Financial literacy is a basic understanding of finance and finance-related details. The concept of financial literacy is to help a person in utilise skills of finance for economic benefit. The economy has become the core element of survival. 

When we talk about ‘financial skills’ – budgeting, investing, and other financial management, are recognised as skills. Financial skills help an individual in making fair and reasonable economic decisions. Any mistake with regard to finance has a negative consequence. The value and importance of finance should be taught, as well. Most people are unaware of the power that the economy holds in general. Financial stability is essential and helps if a person knows how to handle their finances.

A school’s curriculum should include financial literacy. Finance and finance-related knowledge should be imparted from school days itself, as the subject has more to do with the real world.

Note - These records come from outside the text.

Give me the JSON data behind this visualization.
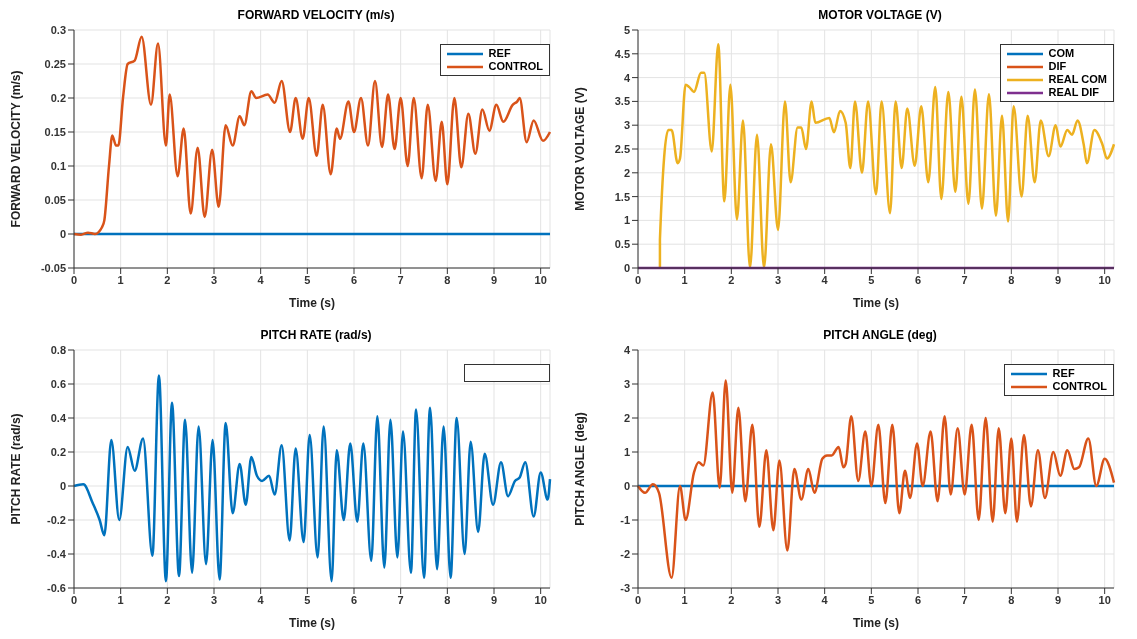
{
  "chart_data": [
    {
      "type": "line",
      "title": "FORWARD VELOCITY (m/s)",
      "xlabel": "Time (s)",
      "ylabel": "FORWARD VELOCITY (m/s)",
      "xlim": [
        0,
        10.2
      ],
      "xticks": [
        0,
        1,
        2,
        3,
        4,
        5,
        6,
        7,
        8,
        9,
        10
      ],
      "ylim": [
        -0.05,
        0.3
      ],
      "yticks": [
        -0.05,
        0,
        0.05,
        0.1,
        0.15,
        0.2,
        0.25,
        0.3
      ],
      "grid": true,
      "legend": "top right",
      "marker": "none",
      "line_style": "solid",
      "series": [
        {
          "name": "REF",
          "color": "#0072bd",
          "x": [
            0,
            10.2
          ],
          "values": [
            0,
            0
          ]
        },
        {
          "name": "CONTROL",
          "color": "#d95319",
          "x": [
            0,
            0.15,
            0.3,
            0.45,
            0.6,
            0.65,
            0.75,
            0.82,
            0.9,
            0.95,
            1.05,
            1.15,
            1.3,
            1.45,
            1.65,
            1.8,
            1.97,
            2.05,
            2.22,
            2.35,
            2.5,
            2.65,
            2.8,
            2.96,
            3.1,
            3.25,
            3.4,
            3.55,
            3.65,
            3.8,
            3.9,
            4.15,
            4.3,
            4.45,
            4.63,
            4.75,
            4.9,
            5.03,
            5.2,
            5.33,
            5.5,
            5.63,
            5.7,
            5.88,
            6.0,
            6.15,
            6.3,
            6.45,
            6.6,
            6.73,
            6.87,
            7.0,
            7.15,
            7.28,
            7.45,
            7.58,
            7.75,
            7.88,
            8.0,
            8.15,
            8.3,
            8.45,
            8.6,
            8.75,
            8.9,
            9.05,
            9.2,
            9.4,
            9.5,
            9.55,
            9.7,
            9.85,
            10.05,
            10.2
          ],
          "values": [
            0,
            -0.001,
            0.002,
            0,
            0.01,
            0.02,
            0.1,
            0.145,
            0.13,
            0.13,
            0.2,
            0.25,
            0.255,
            0.29,
            0.19,
            0.28,
            0.13,
            0.205,
            0.085,
            0.155,
            0.03,
            0.127,
            0.025,
            0.124,
            0.04,
            0.16,
            0.13,
            0.173,
            0.16,
            0.21,
            0.2,
            0.205,
            0.193,
            0.225,
            0.15,
            0.2,
            0.14,
            0.2,
            0.115,
            0.19,
            0.088,
            0.155,
            0.14,
            0.195,
            0.15,
            0.2,
            0.13,
            0.225,
            0.128,
            0.205,
            0.125,
            0.2,
            0.1,
            0.2,
            0.082,
            0.19,
            0.078,
            0.165,
            0.073,
            0.2,
            0.098,
            0.177,
            0.118,
            0.183,
            0.152,
            0.19,
            0.165,
            0.19,
            0.195,
            0.2,
            0.135,
            0.167,
            0.137,
            0.15
          ]
        }
      ]
    },
    {
      "type": "line",
      "title": "MOTOR VOLTAGE (V)",
      "xlabel": "Time (s)",
      "ylabel": "MOTOR VOLTAGE (V)",
      "xlim": [
        0,
        10.2
      ],
      "xticks": [
        0,
        1,
        2,
        3,
        4,
        5,
        6,
        7,
        8,
        9,
        10
      ],
      "ylim": [
        0,
        5
      ],
      "yticks": [
        0,
        0.5,
        1,
        1.5,
        2,
        2.5,
        3,
        3.5,
        4,
        4.5,
        5
      ],
      "grid": true,
      "legend": "top right",
      "marker": "none",
      "line_style": "solid",
      "series": [
        {
          "name": "COM",
          "color": "#0072bd"
        },
        {
          "name": "DIF",
          "color": "#d95319"
        },
        {
          "name": "REAL COM",
          "color": "#edb120",
          "x": [
            0.47,
            0.47,
            0.65,
            0.72,
            0.85,
            0.9,
            1.02,
            1.1,
            1.2,
            1.35,
            1.42,
            1.58,
            1.72,
            1.85,
            1.98,
            2.12,
            2.25,
            2.4,
            2.55,
            2.7,
            2.85,
            3.0,
            3.15,
            3.27,
            3.42,
            3.5,
            3.6,
            3.72,
            3.8,
            4.1,
            4.2,
            4.33,
            4.45,
            4.55,
            4.65,
            4.8,
            4.93,
            5.1,
            5.22,
            5.4,
            5.52,
            5.65,
            5.77,
            5.93,
            6.07,
            6.22,
            6.37,
            6.5,
            6.65,
            6.8,
            6.93,
            7.08,
            7.22,
            7.37,
            7.52,
            7.67,
            7.8,
            7.93,
            8.05,
            8.22,
            8.35,
            8.5,
            8.63,
            8.8,
            8.95,
            9.05,
            9.2,
            9.3,
            9.42,
            9.55,
            9.62,
            9.78,
            9.95,
            10.05,
            10.2
          ],
          "values": [
            0,
            0.6,
            2.9,
            2.9,
            2.2,
            2.3,
            3.85,
            3.8,
            3.7,
            4.1,
            4.1,
            2.45,
            4.7,
            1.4,
            3.85,
            1.02,
            3.1,
            0,
            2.8,
            0,
            2.6,
            0.8,
            3.5,
            1.8,
            2.95,
            2.95,
            2.5,
            3.5,
            3.05,
            3.15,
            2.85,
            3.3,
            3.05,
            2.1,
            3.5,
            2.0,
            3.5,
            1.55,
            3.5,
            1.15,
            3.5,
            2.1,
            3.35,
            2.15,
            3.4,
            1.8,
            3.8,
            1.45,
            3.7,
            1.6,
            3.6,
            1.35,
            3.75,
            1.25,
            3.65,
            1.1,
            3.2,
            0.98,
            3.4,
            1.5,
            3.2,
            1.8,
            3.1,
            2.35,
            3.0,
            2.55,
            2.9,
            2.8,
            3.1,
            2.6,
            2.2,
            2.9,
            2.6,
            2.3,
            2.6
          ]
        },
        {
          "name": "REAL DIF",
          "color": "#7e2f8e",
          "x": [
            0,
            10.2
          ],
          "values": [
            0,
            0
          ]
        }
      ]
    },
    {
      "type": "line",
      "title": "PITCH RATE (rad/s)",
      "xlabel": "Time (s)",
      "ylabel": "PITCH RATE (rad/s)",
      "xlim": [
        0,
        10.2
      ],
      "xticks": [
        0,
        1,
        2,
        3,
        4,
        5,
        6,
        7,
        8,
        9,
        10
      ],
      "ylim": [
        -0.6,
        0.8
      ],
      "yticks": [
        -0.6,
        -0.4,
        -0.2,
        0,
        0.2,
        0.4,
        0.6,
        0.8
      ],
      "grid": true,
      "marker": "none",
      "line_style": "solid",
      "series": [
        {
          "color": "#0072bd",
          "x": [
            0,
            0.2,
            0.4,
            0.55,
            0.65,
            0.8,
            0.97,
            1.15,
            1.3,
            1.48,
            1.68,
            1.82,
            1.97,
            2.1,
            2.25,
            2.38,
            2.53,
            2.67,
            2.83,
            2.97,
            3.12,
            3.25,
            3.4,
            3.55,
            3.68,
            3.8,
            3.92,
            4.03,
            4.18,
            4.3,
            4.45,
            4.62,
            4.75,
            4.92,
            5.05,
            5.22,
            5.35,
            5.52,
            5.63,
            5.78,
            5.92,
            6.07,
            6.2,
            6.37,
            6.5,
            6.65,
            6.78,
            6.93,
            7.05,
            7.22,
            7.33,
            7.5,
            7.63,
            7.78,
            7.92,
            8.07,
            8.2,
            8.37,
            8.5,
            8.66,
            8.8,
            8.98,
            9.15,
            9.3,
            9.45,
            9.55,
            9.67,
            9.85,
            10.0,
            10.15,
            10.2
          ],
          "values": [
            0,
            0.01,
            -0.1,
            -0.2,
            -0.29,
            0.27,
            -0.2,
            0.23,
            0.09,
            0.28,
            -0.41,
            0.65,
            -0.56,
            0.49,
            -0.53,
            0.39,
            -0.51,
            0.35,
            -0.46,
            0.27,
            -0.55,
            0.37,
            -0.16,
            0.13,
            -0.11,
            0.17,
            0.06,
            0.03,
            0.06,
            -0.05,
            0.24,
            -0.32,
            0.22,
            -0.33,
            0.3,
            -0.42,
            0.35,
            -0.56,
            0.21,
            -0.2,
            0.25,
            -0.21,
            0.25,
            -0.44,
            0.41,
            -0.48,
            0.39,
            -0.42,
            0.32,
            -0.51,
            0.45,
            -0.54,
            0.46,
            -0.49,
            0.35,
            -0.54,
            0.4,
            -0.4,
            0.26,
            -0.27,
            0.19,
            -0.11,
            0.14,
            -0.06,
            0.03,
            0.05,
            0.14,
            -0.18,
            0.08,
            -0.08,
            0.04
          ]
        }
      ]
    },
    {
      "type": "line",
      "title": "PITCH ANGLE (deg)",
      "xlabel": "Time (s)",
      "ylabel": "PITCH ANGLE (deg)",
      "xlim": [
        0,
        10.2
      ],
      "xticks": [
        0,
        1,
        2,
        3,
        4,
        5,
        6,
        7,
        8,
        9,
        10
      ],
      "ylim": [
        -3,
        4
      ],
      "yticks": [
        -3,
        -2,
        -1,
        0,
        1,
        2,
        3,
        4
      ],
      "grid": true,
      "legend": "top right",
      "marker": "none",
      "line_style": "solid",
      "series": [
        {
          "name": "REF",
          "color": "#0072bd",
          "x": [
            0,
            10.2
          ],
          "values": [
            0,
            0
          ]
        },
        {
          "name": "CONTROL",
          "color": "#d95319",
          "x": [
            0,
            0.15,
            0.32,
            0.45,
            0.72,
            0.9,
            1.02,
            1.2,
            1.3,
            1.4,
            1.6,
            1.75,
            1.88,
            2.02,
            2.15,
            2.3,
            2.45,
            2.6,
            2.75,
            2.9,
            3.03,
            3.2,
            3.35,
            3.5,
            3.65,
            3.78,
            3.95,
            4.05,
            4.15,
            4.3,
            4.4,
            4.45,
            4.57,
            4.72,
            4.87,
            5.0,
            5.15,
            5.3,
            5.45,
            5.6,
            5.72,
            5.83,
            5.98,
            6.1,
            6.27,
            6.42,
            6.57,
            6.7,
            6.85,
            7.0,
            7.15,
            7.3,
            7.45,
            7.6,
            7.73,
            7.87,
            8.0,
            8.12,
            8.27,
            8.42,
            8.57,
            8.72,
            8.9,
            9.05,
            9.2,
            9.35,
            9.45,
            9.65,
            9.82,
            10.0,
            10.2
          ],
          "values": [
            0,
            -0.2,
            0.05,
            -0.2,
            -2.7,
            0,
            -1.0,
            0.4,
            0.7,
            0.6,
            2.75,
            -0.05,
            3.1,
            -0.2,
            2.3,
            -0.45,
            1.8,
            -1.2,
            1.05,
            -1.3,
            0.75,
            -1.9,
            0.5,
            -0.4,
            0.5,
            -0.2,
            0.8,
            0.9,
            0.9,
            1.15,
            0.55,
            0.65,
            2.05,
            0.15,
            1.6,
            0,
            1.8,
            -0.5,
            1.8,
            -0.8,
            0.45,
            -0.35,
            1.25,
            0,
            1.6,
            -0.45,
            2.05,
            -0.25,
            1.7,
            -0.25,
            1.8,
            -1.0,
            2.0,
            -1.05,
            1.7,
            -0.8,
            1.4,
            -1.05,
            1.5,
            -0.6,
            1.05,
            -0.35,
            1.0,
            0.3,
            1.05,
            0.5,
            0.55,
            1.4,
            0,
            0.8,
            0.1
          ]
        }
      ]
    }
  ]
}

Financial literacy should equip the student to understand the harm done when it comes to – 

  1. Poor credit card decisions
  2. Unnecessary investments
  3. Incorrect debt management
  4. Other such consequences

Finance education should begin from a young age. The justification behind this is that a child, at a young age, can learn the functions and understand the importance of finance. The school takes the responsibility of educating children about different subjects.

A school can divide the entire process of learning finance into different stages: Pre-school, Middle School, and High School. 

In Pre-school, the child learns and understands the foundation of finance. The foundation itself should be firm, as, upon this, the child begins to know other details regarding finance. There are various textbooks available about personal finance for kids.

During Middle School, the child should learn about banking and other financial subjects, such as the basics of drafting, issuing a loan, etc. The child is more mature, and thus, learns the value of money.

When the child reaches high school, they learn about the more critical and minute details of banking, investments, and so on. Before the child joins a college or university, they should be very aware of their finances.

This particular division can be staged according to classes in school as well. It is to help future generations to make wiser and better financial decisions.